In the kitchen, Anne scolded the maid, Marie, for being slovenly and for taking too long to clean the rooms. She unsettled the kitchen boys for not having caught the rats whose holes she had sealed with traps. She was rude to the laundry woman to whom she sent out the bed linen washing every week. In short, she was in a foul mood even as Oates went up to his room at sunset and Maxim joined her in her loge to do the accounts.
“I have ever only seen you as the essence of sweetness and light, though your life is not an easy one,” said Maxim. Anne could not reply until she had finished adding a column of numbers and turned coolly to Maxim as she placed the pen back into its holder in the inkwell. By that time, Maxim had gone on to say, “I did not count you among those xenophobic bigots who enjoy the exploits of Nicholas Chauvin.”
Anne shook her head sharply and reached out helplessly, almost involuntarily, for the lapels of Maxim’s waistcoat. She seemed to want to curl up in his arms but thought the better of it at the last moment, instead holding him at arms’ length with her fingers hooked through the shoulders of his waistcoat. “How could you think such a thing?” she whispered. “I have done my best to forgive. My father was killed at Waterloo.”
Maxim nodded sagely. “I did not know.” He allowed Anne to pull him closer and brush her lips almost chastely against his forehead. “I allow that sometimes my mouth runs away with me.”

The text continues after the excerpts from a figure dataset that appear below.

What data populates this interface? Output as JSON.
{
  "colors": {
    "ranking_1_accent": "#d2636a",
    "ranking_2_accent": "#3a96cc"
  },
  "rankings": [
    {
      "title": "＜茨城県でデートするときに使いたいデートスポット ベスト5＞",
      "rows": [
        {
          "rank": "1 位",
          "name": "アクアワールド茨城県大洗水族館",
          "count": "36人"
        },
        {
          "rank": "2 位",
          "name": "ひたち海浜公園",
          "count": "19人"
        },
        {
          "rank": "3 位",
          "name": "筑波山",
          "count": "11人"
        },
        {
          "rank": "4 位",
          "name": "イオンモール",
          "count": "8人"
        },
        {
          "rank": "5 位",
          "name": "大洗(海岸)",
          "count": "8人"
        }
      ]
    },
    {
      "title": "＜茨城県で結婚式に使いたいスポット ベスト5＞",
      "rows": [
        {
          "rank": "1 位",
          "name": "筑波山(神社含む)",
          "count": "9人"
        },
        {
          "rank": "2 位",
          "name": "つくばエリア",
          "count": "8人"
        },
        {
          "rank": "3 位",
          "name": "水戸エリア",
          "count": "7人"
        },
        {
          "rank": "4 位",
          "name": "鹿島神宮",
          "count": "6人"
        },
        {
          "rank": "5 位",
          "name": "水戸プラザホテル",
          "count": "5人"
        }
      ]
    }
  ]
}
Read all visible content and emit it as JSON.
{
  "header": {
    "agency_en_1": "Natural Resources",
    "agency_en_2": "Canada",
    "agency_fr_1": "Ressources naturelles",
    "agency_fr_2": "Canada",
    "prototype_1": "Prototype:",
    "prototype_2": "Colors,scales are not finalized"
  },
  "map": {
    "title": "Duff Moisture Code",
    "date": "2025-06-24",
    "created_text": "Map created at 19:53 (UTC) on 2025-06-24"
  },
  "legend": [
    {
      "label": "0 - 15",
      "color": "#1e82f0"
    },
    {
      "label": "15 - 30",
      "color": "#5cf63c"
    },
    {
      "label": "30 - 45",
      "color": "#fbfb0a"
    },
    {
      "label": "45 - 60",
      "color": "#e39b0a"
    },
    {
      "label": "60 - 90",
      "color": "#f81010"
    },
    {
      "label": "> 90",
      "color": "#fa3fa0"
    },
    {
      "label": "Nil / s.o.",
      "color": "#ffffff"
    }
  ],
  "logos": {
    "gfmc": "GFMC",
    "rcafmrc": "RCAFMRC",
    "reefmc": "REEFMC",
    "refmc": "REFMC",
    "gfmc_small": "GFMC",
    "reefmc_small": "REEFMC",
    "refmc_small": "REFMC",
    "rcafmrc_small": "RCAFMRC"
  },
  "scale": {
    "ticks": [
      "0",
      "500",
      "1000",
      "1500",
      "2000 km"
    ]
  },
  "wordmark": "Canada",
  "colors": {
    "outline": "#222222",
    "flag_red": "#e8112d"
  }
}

“And me,” Anne said softly into his ear. “Imagine me getting distressed about a paying customer.” She looked deeply into his eyes, drinking him in, before tearing a kiss from his mouth. She did not usually deal in stolen goods; she plied kisses from him as if she knew she didn’t deserve them, as if she knew they were bestowed absently. This time she made her lips into a gash that bled onto Maxim’s, who were coloured plum from all the wine he’d plied Oates with.
“We spoke of the theatre in London,” Maxim muttered after calmly but primly returning Anne’s kiss.

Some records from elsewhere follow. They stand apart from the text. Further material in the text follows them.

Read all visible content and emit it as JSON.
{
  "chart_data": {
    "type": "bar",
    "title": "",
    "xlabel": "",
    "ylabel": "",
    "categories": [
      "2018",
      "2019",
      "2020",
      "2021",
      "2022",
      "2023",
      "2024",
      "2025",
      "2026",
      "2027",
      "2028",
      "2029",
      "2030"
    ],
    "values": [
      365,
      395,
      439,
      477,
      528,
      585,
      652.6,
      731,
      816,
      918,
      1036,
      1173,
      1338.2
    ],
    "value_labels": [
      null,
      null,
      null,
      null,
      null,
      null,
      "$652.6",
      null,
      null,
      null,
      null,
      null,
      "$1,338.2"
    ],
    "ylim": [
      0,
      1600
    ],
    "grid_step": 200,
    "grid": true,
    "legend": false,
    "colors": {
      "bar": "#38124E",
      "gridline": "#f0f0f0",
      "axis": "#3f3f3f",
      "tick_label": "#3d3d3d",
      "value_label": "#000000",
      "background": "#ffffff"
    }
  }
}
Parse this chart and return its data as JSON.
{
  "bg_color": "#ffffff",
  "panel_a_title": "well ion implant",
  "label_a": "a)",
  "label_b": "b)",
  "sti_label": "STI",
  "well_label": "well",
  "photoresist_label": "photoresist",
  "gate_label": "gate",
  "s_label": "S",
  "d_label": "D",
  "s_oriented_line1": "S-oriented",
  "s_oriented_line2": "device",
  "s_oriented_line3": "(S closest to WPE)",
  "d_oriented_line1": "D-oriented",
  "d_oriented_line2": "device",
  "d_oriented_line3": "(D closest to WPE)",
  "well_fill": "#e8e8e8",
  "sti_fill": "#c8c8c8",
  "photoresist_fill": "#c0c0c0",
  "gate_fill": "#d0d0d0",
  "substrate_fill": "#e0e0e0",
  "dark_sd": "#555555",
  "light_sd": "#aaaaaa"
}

“Rouen is too dull for you now,” Anne replied, going back to her accounts with ink-stained fingers, as if ashamed of her outburst. Her lips still tingled with the force of taking his tongue between them.
“It’s never too dull when I have you, Anne,” Maxim replied. Anne looked at him and understood his sincerity in a remark that could easily have sounded false from anyone else. “I want you to know that—”
“There’s something ringing the bell downstairs,” Anne cut in. “I told you, when the rain stops, there are always customers at the inn.”